Setting up Nutch 2.1 with MySQL to handle UTF-8

2019-03-27 00:49|来源: 网路

原文地址: http://nlp.solutions.asia/?p=180

These instructions assume Ubuntu 12.04 and Java 6 or 7 installed and JAVA_HOME configured.

Install MySQL Server and MySQL Client using the Ubuntu software center or sudo apt-get install mysql-server mysql-client at the command line.

As MySQL defaults to latin (are we still in the 1990s?) we need to edit sudo vi /etc/mysql/my.cnf and under [mysqld] add

innodb_file_format=barracuda
innodb_file_per_table=true
innodb_large_prefix=true
character-set-server=utf8mb4
collation-server=utf8mb4_unicode_ci
max_allowed_packet=500M

The innodb options are to help deal with the small primary key size restriction of MySQL. Restart your machine for the changes to take effect. The max_allowed_packet option is so you don’t run into issues as your database and the pages you store in it get larger.

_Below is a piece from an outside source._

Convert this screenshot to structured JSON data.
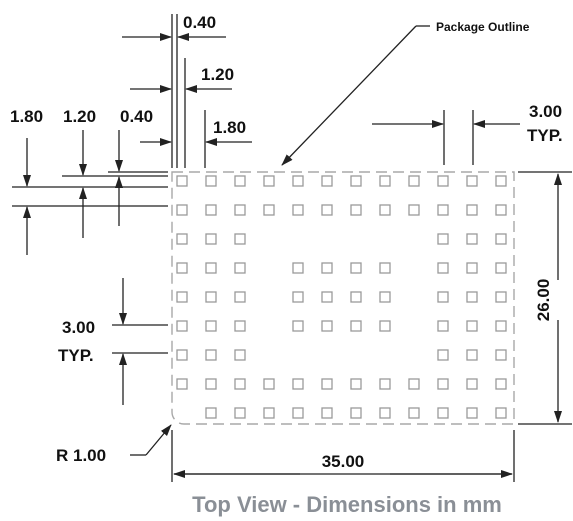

Check to make sure MySQL is running by typing sudo netstat -tap | grep mysql  and you should see something like

tcp        0      0 localhost:mysql         *:*                     LISTEN

We need to set up the nutch database manually as the current Nutch/Gora/MySQL generated db schema defaults to latin. Log into mysql at the command line using your previously set up MySQL id and password type

mysql -u xxxxx -p

then in the MySQL editor type the following:

CREATE DATABASE nutch DEFAULT CHARACTER SET utf8mb4 DEFAULT COLLATE utf8mb4_unicode_ci;

and enter followed by

use nutch;

and enter and then copy and paste the following altogether:

CREATE TABLE `webpage` (
`id` varchar(767) NOT NULL,
`headers` blob,
`text` mediumtext DEFAULT NULL,
`status` int(11) DEFAULT NULL,
`markers` blob,
`parseStatus` blob,
`modifiedTime` bigint(20) DEFAULT NULL,
`score` float DEFAULT NULL,
`typ` varchar(32) CHARACTER SET latin1 DEFAULT NULL,
`baseUrl` varchar(767) DEFAULT NULL,
`content` longblob,
`title` varchar(2048) DEFAULT NULL,
`reprUrl` varchar(767) DEFAULT NULL,
`fetchInterval` int(11) DEFAULT NULL,
`prevFetchTime` bigint(20) DEFAULT NULL,
`inlinks` mediumblob,
`prevSignature` blob,
`outlinks` mediumblob,
`fetchTime` bigint(20) DEFAULT NULL,
`retriesSinceFetch` int(11) DEFAULT NULL,
`protocolStatus` blob,
`signature` blob,
`metadata` blob,
PRIMARY KEY (`id`)
) ENGINE=InnoDB
ROW_FORMAT=COMPRESSED
DEFAULT CHARSET=utf8mb4;

Then type enter. You are done setting up the MySQL database for Nutch.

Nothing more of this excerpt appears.